Forum Moderators: open

Message Too Old, No Replies

Duplicate content

         

Foxus

8:27 pm on Aug 6, 2005 (gmt 0)



Hello

I build a website with a CMS customized (php url rewriting, etc..)

i have a BIG probleme of duplicate content, the half on my website has been "whitout snipeting" recently, no title and no description, only the url, no chance of exit in search by google for any requests :( (duplicate content syndrom i think)

i have read then it's more then 70% of similarity in twho page of the same webmsite are considered suspect by googlebot and the sanction is : "the pages are in the duplicate content category"

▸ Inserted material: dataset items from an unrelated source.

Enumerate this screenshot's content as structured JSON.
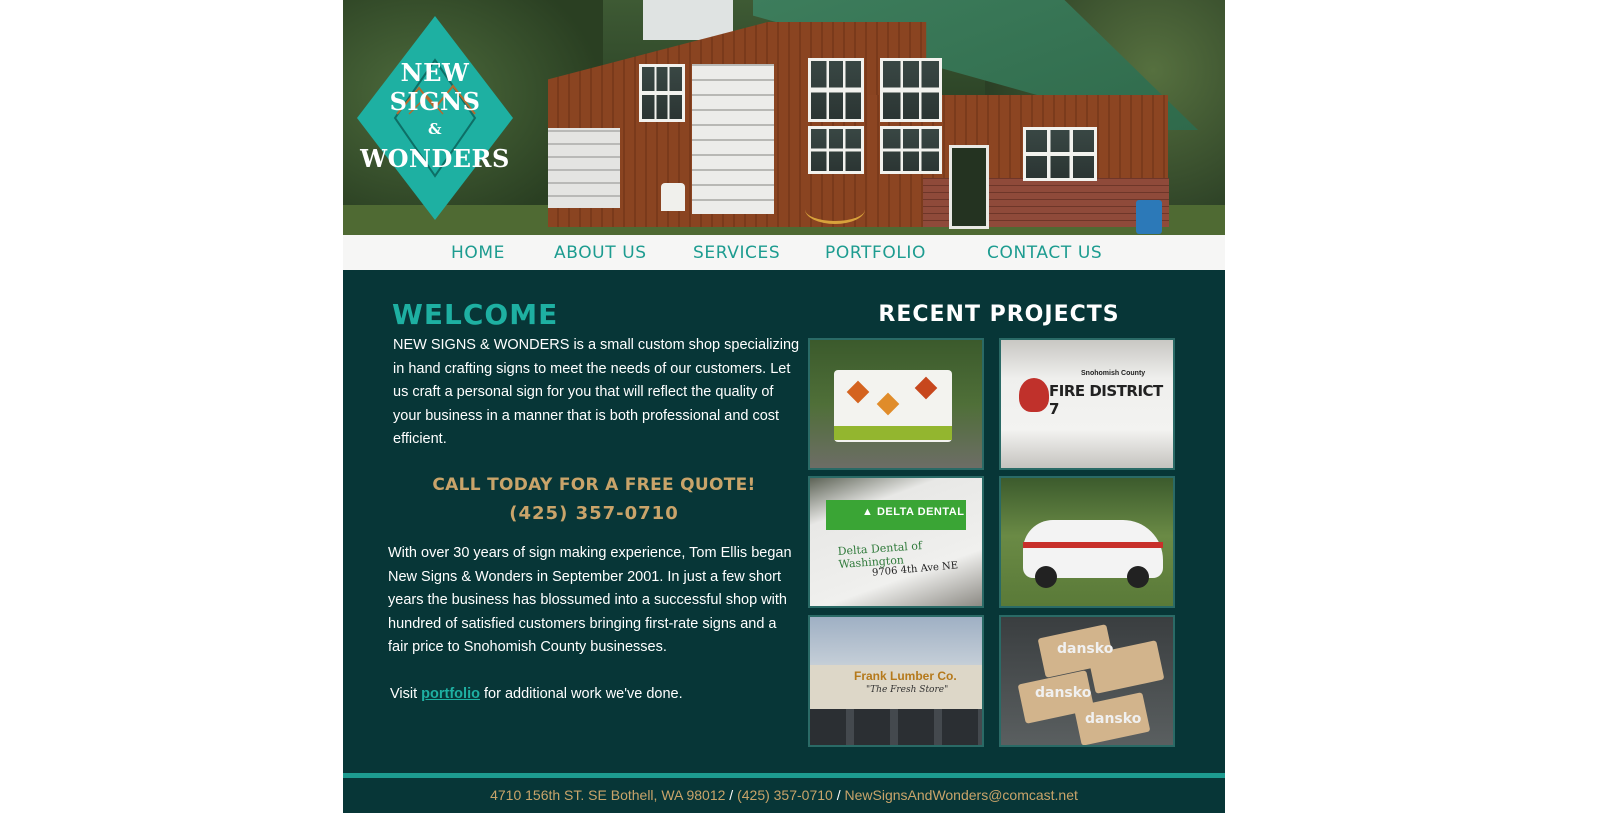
{
  "logo": {
    "line1": "NEW SIGNS",
    "amp": "&",
    "line2": "WONDERS",
    "color": "#1eb0a2"
  },
  "nav": {
    "items": [
      {
        "label": "HOME"
      },
      {
        "label": "ABOUT US"
      },
      {
        "label": "SERVICES"
      },
      {
        "label": "PORTFOLIO"
      },
      {
        "label": "CONTACT US"
      }
    ]
  },
  "main": {
    "welcome_title": "WELCOME",
    "intro": " NEW SIGNS & WONDERS is a small custom shop specializing in hand crafting signs to meet the needs of our customers. Let us craft a personal sign for you that will reflect the quality of your business in a manner that is both professional and cost efficient.",
    "cta_line1": "CALL TODAY FOR A FREE QUOTE!",
    "cta_line2": "(425) 357-0710",
    "about": "With over 30 years of sign making experience, Tom Ellis began New Signs & Wonders in September 2001. In just a few short years the business has blossumed into a successful shop with hundred of satisfied customers bringing first-rate signs and a fair price to Snohomish County businesses.",
    "visit_prefix": "Visit ",
    "visit_link": "portfolio",
    "visit_suffix": " for additional work we've done."
  },
  "recent": {
    "title": "RECENT PROJECTS",
    "thumb_text": {
      "fire_county": "Snohomish County",
      "fire_district": "FIRE DISTRICT 7",
      "delta_logo": "▲ DELTA DENTAL",
      "delta_sub": "Delta Dental of Washington",
      "delta_addr": "9706 4th Ave NE",
      "lumber": "Frank Lumber Co.",
      "lumber_sub": "\"The Fresh Store\"",
      "dansko_1": "dansko",
      "dansko_2": "dansko",
      "dansko_3": "dansko"
    }
  },
  "footer": {
    "address": "4710 156th ST. SE Bothell, WA 98012",
    "sep1": " / ",
    "phone": "(425) 357-0710",
    "sep2": " / ",
    "email": "NewSignsAndWonders@comcast.net"
  },
  "colors": {
    "teal_accent": "#1eb0a2",
    "dark_teal_bg": "#073637",
    "gold": "#c9a46a",
    "nav_bg": "#f6f6f5"
  }
}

fort test the duplicate content between two page, , i use this french tool (run whith ALL url of the world) :

[edit: url removed]

in the result you can see two different result by 2 differents algorytms : Dice algorytm and Jacard algorym (more nice the jacard algorytm lol )

Two finaly question :

1) : Google use how algorytm for detect the duplicate content? you got other links more near of the reality for test that? (webmaster tool)?

2) : the limit of more 70% of similarity between 2 pages is the limit for be in the duplicate content?

sorry if it's not the good category for my question, and thank you very much for have readed all my post with my bad english language ;-)

Laurent

[edited by: msgraph at 9:55 pm (utc) on Aug. 7, 2005]
[edit reason] let's leave out third party tools for this [/edit]

Marcia

6:52 am on Aug 7, 2005 (gmt 0)

WebmasterWorld Senior Member 10+ Year Member



There are a lot of ways they can detect duplicate or near-duplicate content or replicated pages, mirrored hosts, etc., and about a dozen great papers and patents out there that tell exactly what they look for. It's a lot more than just duplications in text we have to watch out for.